Un test simple offrant une vision profonde du cerveau
L’EEG enregistre de faibles signaux électriques depuis le cuir chevelu, fournissant un moyen rapide et relativement peu coûteux de surveiller la façon dont de larges populations de neurones s’activent de concert. Les auteurs décrivent comment la démence, y compris la maladie d’Alzheimer, la démence liée à la maladie de Parkinson, la démence à corps de Lewy, la démence frontotemporale et la maladie de Huntington, perturbent toutes les rythmes normaux du cerveau. Ces rythmes sont souvent altérés avant l’apparition de troubles évidents de la mémoire ou du mouvement. Les outils informatiques modernes et l’apprentissage automatique peuvent désormais détecter des motifs dans les données EEG que l’œil humain rate facilement, transformant un examen ancien en une sonde puissante des premiers changements cérébraux.

Différentes façons d’observer le cerveau au travail et au repos
L’article présente plusieurs usages majeurs de l’EEG dans ce domaine. L’EEG de routine saisit l’activité cérébrale de repos ou les réponses à des sons ou images simples, souvent lors de sessions de moins d’une heure. Les réponses événementielles, comme l’onde P300 qui apparaît quand le cerveau détecte quelque chose d’important ou d’inattendu, tendent à diminuer en amplitude et à ralentir à mesure que la démence progresse. L’EEG du sommeil, généralement enregistré pendant la nuit, révèle la profondeur et la régularité du sommeil. Dans de nombreuses démences, le sommeil lent profond et les brèves bouffées appelées fuseaux s’affaiblissent, et le sommeil paradoxal devient fragmenté ou anormal.

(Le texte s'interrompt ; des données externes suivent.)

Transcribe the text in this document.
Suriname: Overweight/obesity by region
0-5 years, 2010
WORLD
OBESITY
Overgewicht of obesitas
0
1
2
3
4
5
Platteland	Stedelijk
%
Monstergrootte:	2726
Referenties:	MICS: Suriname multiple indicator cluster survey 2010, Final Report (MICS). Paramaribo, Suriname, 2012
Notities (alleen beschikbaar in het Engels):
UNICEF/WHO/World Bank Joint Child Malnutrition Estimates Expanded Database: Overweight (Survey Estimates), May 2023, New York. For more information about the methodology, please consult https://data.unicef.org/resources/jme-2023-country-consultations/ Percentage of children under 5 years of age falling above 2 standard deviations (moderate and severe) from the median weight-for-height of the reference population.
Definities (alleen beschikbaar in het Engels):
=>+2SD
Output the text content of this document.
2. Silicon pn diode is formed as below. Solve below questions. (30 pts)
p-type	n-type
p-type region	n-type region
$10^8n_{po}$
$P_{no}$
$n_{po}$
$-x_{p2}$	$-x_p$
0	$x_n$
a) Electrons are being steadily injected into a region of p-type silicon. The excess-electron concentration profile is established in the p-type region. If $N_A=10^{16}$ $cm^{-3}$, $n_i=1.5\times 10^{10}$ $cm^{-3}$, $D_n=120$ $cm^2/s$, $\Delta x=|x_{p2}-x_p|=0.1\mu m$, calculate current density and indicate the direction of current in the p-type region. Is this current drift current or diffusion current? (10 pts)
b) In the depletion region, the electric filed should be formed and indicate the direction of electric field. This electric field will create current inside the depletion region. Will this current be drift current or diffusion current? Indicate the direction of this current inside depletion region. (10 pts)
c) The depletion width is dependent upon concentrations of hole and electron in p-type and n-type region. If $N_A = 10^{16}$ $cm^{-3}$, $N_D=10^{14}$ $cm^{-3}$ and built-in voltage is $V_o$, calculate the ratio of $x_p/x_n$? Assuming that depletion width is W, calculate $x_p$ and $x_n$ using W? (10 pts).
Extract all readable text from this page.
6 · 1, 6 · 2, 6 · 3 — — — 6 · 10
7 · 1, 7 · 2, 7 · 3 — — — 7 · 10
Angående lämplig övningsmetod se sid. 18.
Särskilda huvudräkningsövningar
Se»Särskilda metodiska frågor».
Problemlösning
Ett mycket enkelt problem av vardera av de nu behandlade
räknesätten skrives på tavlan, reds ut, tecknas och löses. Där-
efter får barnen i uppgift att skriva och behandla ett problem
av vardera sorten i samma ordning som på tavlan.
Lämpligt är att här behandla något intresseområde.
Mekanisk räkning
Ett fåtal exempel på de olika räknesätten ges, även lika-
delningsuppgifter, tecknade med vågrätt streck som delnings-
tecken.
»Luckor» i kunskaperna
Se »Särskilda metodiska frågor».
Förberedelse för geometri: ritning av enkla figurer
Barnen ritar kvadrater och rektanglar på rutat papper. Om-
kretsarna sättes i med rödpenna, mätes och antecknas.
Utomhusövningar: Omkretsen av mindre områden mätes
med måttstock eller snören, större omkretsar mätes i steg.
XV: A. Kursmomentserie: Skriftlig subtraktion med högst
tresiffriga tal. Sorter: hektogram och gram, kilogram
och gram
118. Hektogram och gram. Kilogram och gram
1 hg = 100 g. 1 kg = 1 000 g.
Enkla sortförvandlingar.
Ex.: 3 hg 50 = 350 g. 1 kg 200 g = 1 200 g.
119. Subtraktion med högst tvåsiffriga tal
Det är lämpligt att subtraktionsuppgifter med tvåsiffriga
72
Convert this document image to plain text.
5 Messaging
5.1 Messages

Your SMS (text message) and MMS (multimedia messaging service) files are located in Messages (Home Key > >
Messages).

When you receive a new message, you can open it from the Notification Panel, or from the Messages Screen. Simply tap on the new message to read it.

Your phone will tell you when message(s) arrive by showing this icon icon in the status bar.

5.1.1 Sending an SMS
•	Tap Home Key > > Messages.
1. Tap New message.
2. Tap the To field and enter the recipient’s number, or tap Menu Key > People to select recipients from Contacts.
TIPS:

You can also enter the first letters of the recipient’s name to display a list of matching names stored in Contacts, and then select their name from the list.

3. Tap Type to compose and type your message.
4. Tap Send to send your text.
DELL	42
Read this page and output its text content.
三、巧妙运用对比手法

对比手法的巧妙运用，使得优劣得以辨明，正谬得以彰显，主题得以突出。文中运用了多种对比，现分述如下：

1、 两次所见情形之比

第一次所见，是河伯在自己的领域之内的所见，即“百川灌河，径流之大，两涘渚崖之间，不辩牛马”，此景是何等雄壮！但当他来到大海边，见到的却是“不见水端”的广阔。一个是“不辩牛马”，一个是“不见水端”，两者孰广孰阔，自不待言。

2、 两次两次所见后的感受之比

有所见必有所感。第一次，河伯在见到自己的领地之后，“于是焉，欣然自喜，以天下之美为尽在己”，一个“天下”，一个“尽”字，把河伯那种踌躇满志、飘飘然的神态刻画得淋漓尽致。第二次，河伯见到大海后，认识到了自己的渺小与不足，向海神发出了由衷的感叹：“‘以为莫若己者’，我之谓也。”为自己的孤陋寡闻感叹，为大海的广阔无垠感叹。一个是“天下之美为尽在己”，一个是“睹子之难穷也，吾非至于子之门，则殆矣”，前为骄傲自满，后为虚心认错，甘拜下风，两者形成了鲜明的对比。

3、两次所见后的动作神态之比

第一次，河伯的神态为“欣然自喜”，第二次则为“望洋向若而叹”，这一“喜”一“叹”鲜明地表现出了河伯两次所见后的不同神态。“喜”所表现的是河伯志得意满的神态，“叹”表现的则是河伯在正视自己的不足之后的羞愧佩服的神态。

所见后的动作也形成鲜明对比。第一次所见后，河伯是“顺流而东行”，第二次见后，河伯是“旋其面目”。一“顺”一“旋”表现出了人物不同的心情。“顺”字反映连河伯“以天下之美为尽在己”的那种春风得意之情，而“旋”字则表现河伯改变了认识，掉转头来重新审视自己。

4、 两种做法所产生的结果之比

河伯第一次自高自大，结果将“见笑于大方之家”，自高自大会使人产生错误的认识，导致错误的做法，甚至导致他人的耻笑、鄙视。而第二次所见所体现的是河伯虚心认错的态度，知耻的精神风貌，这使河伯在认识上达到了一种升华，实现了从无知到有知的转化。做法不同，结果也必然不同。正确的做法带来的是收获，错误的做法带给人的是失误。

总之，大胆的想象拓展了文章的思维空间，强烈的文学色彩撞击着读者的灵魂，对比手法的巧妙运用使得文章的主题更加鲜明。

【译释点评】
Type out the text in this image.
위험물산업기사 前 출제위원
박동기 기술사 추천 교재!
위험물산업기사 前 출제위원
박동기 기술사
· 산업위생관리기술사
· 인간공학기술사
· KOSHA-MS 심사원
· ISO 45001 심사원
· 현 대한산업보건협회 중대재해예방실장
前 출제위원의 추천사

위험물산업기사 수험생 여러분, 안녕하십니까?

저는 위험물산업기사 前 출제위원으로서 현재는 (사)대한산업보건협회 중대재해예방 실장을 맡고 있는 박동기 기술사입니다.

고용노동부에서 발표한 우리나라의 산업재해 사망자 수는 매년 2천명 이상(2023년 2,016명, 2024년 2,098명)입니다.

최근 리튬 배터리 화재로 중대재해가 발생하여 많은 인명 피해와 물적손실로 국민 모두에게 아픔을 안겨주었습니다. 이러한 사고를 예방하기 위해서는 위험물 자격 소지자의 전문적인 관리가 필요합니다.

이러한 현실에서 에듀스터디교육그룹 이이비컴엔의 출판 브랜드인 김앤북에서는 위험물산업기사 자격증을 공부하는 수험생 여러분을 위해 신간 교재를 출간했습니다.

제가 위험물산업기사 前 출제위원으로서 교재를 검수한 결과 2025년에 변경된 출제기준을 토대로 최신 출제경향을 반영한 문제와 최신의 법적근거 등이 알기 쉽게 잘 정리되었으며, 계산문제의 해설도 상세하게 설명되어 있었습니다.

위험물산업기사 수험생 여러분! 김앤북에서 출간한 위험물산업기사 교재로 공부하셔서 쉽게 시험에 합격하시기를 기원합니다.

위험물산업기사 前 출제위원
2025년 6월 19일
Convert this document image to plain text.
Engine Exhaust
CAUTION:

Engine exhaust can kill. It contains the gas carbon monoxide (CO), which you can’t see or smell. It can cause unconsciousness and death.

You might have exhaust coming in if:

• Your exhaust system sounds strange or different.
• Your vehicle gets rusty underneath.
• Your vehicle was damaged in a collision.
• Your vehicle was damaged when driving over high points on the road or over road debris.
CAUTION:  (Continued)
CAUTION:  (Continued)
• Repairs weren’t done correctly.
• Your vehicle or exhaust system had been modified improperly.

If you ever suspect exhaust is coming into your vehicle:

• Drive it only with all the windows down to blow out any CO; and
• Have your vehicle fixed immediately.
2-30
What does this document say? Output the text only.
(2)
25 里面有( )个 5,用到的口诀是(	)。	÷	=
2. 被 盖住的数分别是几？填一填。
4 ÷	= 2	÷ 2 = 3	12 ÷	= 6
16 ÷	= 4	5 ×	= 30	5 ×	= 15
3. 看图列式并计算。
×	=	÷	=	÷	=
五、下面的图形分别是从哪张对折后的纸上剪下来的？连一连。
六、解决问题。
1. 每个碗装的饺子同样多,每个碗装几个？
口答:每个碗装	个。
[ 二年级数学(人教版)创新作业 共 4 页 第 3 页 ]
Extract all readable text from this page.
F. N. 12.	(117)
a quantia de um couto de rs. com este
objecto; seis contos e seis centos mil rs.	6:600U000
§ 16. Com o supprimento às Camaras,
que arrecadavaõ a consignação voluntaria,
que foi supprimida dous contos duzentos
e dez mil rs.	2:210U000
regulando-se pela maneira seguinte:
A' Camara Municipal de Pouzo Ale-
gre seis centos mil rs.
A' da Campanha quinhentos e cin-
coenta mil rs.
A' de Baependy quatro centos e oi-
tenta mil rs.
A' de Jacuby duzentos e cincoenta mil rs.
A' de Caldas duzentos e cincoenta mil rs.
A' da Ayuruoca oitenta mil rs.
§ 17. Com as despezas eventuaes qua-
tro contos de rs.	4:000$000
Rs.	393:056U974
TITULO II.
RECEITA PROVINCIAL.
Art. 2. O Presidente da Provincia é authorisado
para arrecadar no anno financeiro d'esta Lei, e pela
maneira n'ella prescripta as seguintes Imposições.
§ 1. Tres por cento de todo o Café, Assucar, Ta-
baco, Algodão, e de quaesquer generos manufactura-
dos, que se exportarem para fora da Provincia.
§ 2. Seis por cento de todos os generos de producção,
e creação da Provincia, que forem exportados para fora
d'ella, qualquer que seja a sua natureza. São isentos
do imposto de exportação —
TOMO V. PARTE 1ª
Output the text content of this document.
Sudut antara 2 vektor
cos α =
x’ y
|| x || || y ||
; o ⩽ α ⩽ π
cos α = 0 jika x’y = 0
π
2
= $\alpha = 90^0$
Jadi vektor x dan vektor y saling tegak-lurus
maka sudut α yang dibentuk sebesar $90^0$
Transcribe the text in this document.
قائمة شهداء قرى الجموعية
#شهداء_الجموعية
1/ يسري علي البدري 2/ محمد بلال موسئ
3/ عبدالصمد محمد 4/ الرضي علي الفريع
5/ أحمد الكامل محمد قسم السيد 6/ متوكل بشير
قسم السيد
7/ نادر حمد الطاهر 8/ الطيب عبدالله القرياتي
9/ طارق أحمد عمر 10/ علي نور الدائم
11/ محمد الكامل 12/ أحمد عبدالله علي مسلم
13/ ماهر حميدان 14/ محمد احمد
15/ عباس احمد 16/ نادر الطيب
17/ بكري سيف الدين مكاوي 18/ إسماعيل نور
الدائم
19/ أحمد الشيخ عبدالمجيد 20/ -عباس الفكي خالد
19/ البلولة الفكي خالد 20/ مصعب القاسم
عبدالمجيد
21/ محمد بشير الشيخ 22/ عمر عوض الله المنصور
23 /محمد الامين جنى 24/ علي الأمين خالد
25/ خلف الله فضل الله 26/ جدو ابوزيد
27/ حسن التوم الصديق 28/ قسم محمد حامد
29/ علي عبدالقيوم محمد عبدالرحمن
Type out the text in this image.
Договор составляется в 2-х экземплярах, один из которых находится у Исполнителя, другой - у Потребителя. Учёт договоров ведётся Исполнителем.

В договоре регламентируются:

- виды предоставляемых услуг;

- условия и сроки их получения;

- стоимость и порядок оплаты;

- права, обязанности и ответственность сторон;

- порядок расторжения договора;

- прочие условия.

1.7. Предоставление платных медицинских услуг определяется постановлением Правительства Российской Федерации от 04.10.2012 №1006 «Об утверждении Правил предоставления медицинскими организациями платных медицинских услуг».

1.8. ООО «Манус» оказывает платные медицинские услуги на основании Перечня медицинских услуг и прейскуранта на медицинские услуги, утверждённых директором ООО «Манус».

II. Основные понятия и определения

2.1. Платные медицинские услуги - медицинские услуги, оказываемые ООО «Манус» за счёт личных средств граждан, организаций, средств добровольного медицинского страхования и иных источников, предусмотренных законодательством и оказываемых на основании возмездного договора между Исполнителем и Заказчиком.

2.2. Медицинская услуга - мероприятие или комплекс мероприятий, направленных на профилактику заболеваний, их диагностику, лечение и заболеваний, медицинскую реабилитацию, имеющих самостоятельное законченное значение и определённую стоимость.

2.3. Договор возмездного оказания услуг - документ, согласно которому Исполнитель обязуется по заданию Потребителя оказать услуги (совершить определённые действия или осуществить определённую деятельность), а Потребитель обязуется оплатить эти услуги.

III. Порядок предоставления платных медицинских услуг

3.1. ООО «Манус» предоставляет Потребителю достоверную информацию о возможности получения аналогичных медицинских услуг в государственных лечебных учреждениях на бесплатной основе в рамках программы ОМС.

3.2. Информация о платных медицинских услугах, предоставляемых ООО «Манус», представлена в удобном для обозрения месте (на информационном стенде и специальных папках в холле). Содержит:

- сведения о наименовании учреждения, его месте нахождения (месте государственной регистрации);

Chez certaines personnes atteintes d’Alzheimer et de maladies apparentées, des poussées brèves et silencieuses de type épileptiforme apparaissent principalement pendant le sommeil, suggérant qu’une hyperactivité nocturne pourrait aggraver la mémoire.
Ce que disent les rythmes cérébraux changeants sur les différentes démences
À travers de nombreuses études émerge une tendance générale : à mesure que la démence progresse, les ondes rapides qui soutiennent la pensée alerte s’estompent, tandis que les ondes plus lentes deviennent plus fortes et plus répandues. Pourtant, chaque maladie présente aussi sa propre signature. L’Alzheimer et la démence à corps de Lewy montrent souvent le ralentissement le plus marqué à l’arrière de la tête, où se situent les réseaux visuels et mnésiques. La démence frontotemporale montre habituellement des modifications sur les régions frontales et latérales impliquées dans le comportement et le langage. La maladie de Huntington tend à débuter par des changements à l’arrière du cerveau puis à progresser vers l’avant à mesure que les symptômes s’aggravent. En cartographiant où et comment les rythmes se modifient, et en mesurant la force de la synchronisation entre régions distantes, l’EEG peut aider à distinguer ces affections et à prédire quelles personnes présentant un léger déficit sont les plus susceptibles de décliner.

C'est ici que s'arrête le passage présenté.